Hubo un tiempo en donde escribía todo tipo de cartas y mensajes para cualquier cantidad de personas que, erróneamente, pensaba que eran mis amigos, mi familia. En cada fecha, en cada ocasión de mi morada salían todo tipo de sentimientos de cariño, de admiración, de aprecio y un amor infinito que rayaba en lo absurdo.
Eran tiempos en donde los correos se llenaban de palabras motivadoras, de energías que se mezclaban con el universo para que todo marchara bien en la vida que quienes los recibían.
Hubo un tiempo en donde, de manera desmedida, pensaba más en el bienestar de los otros que en el mío propio y procuraba que tantas y tantas personas se sintieran bien, amadas, queridas, admiradas, reconocidas en un mundo en donde la inferencia, el desprecio, la apatía y otras malas mañas nos opacan y oprimen nuestro existir.
No olvido esos días, sobre todo en Navidad, cuando dedicaba horas y horas a empacar regalos, a gastar hasta lo que no tenía con tal de darle un detalle al uno y al otro. Sí, no lo olvido, las muchas veces que, bajo la lluvia, en medio de la oscuridad e inclusive, bajo las espantosas tormentas de nieve, me descubría yo golpeando a las puertas, con una sonrisa de oreja a oreja, en ocasiones hasta sin pasar del umbral, solo para entregar un obsequio.
¡Vaya que abusaba de mí mismo! Aunque al leer parezca un chiste, pero, es la verdad. Mi ignorancia era tan grande que no me daba cuenta que lo único que buscaba era agradar a los demás; por eso los regalos, los mensajes, las llamadas, los correos, los deseos bonitos y todo ese derroche de bondad absurda que no me dejaba ver una cruda verdad: “No está bien dar de más”.
Entonces, un día, precisamente para una Navidad, una idea comenzó a taladrar mi mente: “¿Y qué pasaría si me detengo?”.

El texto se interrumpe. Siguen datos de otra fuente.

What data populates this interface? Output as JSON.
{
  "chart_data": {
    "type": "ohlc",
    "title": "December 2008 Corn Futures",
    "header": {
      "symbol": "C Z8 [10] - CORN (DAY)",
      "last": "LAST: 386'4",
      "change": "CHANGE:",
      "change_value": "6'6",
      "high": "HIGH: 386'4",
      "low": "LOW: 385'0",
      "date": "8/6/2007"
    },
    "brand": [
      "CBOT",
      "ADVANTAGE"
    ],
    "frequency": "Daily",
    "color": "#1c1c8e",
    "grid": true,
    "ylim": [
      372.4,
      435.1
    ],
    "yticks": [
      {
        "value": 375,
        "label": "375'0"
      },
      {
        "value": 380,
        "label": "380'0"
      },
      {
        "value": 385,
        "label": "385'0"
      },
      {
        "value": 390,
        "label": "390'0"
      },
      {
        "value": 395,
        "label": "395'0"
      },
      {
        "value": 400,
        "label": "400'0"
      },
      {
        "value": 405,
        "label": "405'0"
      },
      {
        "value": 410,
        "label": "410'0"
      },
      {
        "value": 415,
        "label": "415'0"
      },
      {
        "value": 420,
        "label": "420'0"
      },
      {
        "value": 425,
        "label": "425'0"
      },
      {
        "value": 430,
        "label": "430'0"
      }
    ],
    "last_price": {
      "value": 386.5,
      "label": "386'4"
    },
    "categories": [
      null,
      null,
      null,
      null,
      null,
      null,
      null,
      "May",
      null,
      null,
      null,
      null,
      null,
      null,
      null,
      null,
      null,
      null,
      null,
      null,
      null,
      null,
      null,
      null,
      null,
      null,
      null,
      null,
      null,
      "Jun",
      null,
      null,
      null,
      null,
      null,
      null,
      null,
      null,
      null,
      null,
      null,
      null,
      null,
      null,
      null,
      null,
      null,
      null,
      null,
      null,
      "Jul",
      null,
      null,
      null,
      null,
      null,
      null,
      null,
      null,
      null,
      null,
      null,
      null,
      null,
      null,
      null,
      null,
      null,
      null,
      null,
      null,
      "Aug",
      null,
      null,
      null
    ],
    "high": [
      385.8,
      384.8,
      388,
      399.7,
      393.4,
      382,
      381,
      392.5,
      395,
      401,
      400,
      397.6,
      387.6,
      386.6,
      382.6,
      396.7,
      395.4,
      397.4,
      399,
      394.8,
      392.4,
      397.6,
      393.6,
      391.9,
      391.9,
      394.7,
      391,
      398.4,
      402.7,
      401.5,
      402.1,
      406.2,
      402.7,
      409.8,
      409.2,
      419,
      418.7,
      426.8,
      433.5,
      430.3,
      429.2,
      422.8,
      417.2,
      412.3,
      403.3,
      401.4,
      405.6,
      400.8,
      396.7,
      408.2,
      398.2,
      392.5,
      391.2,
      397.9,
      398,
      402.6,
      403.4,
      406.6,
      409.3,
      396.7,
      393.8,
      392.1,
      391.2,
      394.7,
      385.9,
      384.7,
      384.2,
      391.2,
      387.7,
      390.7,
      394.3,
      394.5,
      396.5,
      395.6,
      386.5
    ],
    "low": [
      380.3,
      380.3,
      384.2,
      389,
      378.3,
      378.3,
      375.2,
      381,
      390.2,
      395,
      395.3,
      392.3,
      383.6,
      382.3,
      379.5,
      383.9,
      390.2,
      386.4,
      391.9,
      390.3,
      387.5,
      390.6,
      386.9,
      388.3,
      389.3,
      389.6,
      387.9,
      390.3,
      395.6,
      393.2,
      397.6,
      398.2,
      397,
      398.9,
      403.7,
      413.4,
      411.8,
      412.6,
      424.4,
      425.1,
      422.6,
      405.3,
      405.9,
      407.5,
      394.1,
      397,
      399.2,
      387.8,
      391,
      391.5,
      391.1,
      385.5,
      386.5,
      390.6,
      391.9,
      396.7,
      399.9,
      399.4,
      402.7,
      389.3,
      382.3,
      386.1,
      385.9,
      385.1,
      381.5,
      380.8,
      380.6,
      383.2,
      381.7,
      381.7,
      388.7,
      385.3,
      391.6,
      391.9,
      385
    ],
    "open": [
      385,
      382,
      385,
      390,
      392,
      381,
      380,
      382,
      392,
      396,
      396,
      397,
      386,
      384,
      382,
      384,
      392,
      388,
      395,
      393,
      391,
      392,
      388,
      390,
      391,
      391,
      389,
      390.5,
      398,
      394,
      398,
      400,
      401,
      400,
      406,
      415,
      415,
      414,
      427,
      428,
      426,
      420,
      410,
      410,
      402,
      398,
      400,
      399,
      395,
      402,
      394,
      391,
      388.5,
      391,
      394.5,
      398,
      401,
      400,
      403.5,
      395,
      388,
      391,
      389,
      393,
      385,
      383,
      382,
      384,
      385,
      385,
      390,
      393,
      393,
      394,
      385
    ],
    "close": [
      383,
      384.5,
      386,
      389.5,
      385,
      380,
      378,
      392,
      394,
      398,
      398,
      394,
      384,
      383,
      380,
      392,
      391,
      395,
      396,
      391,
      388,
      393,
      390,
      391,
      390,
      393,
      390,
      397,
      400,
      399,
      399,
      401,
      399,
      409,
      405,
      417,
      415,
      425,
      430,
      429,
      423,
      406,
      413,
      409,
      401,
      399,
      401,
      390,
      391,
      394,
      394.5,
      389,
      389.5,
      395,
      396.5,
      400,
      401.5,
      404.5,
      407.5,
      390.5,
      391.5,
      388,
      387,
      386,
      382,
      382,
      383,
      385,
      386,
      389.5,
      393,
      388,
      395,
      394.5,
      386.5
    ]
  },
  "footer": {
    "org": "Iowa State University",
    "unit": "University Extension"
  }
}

Por supuesto, no era fácil pensar en cerrar el teléfono, no regalar nada a nadie, no escribirle nada a nadie; no, no era fácil si quiera contemplar la idea de pensar en mí antes que en los demás. Me había vuelto, sin darme cuenta, en una suerte de adicto a la dadivosidad.
Sin embargo, y aunque ya me había dado cuenta de la falta de correspondencia a mis actos y pese a mi resistencia, lo hice… sí, detuve la rueda, cerré mi teléfono, el buzón, todo; dejé quieta mis cuentas de bancos, no encendí el automóvil, no me moví de mi casa y, cuando dejé de hacerlo, pude darme cuenta que no pasaba nada, nadie llamó, nadie respondió, nadie tocó a mi puerta, mucho menos a mi ventana; nadie escribió, nadie, absolutamente nadie.
Entonces, lo comprendí, en la vida y en cualquier tipo de relación todo debe ser reciproco, no puedes ir por el mundo entregándolo todo con la consigna errada de que hay que dar sin esperar nada a cambio porque cuando haces esa clase de cosas solo te lastimas y te desgastas.
Sin contar, por supuesto, que muchas personas se acostumbran a recibir y siempre van a querer más y más.
Como sea, cuando dejé de hacerlo me sentí libre y caminé más despacio, sin prisa, sin esperar nada y, sobre todo, sin pretender agradar a los demás.
Por: Luis Carlos Rojas García, escritor.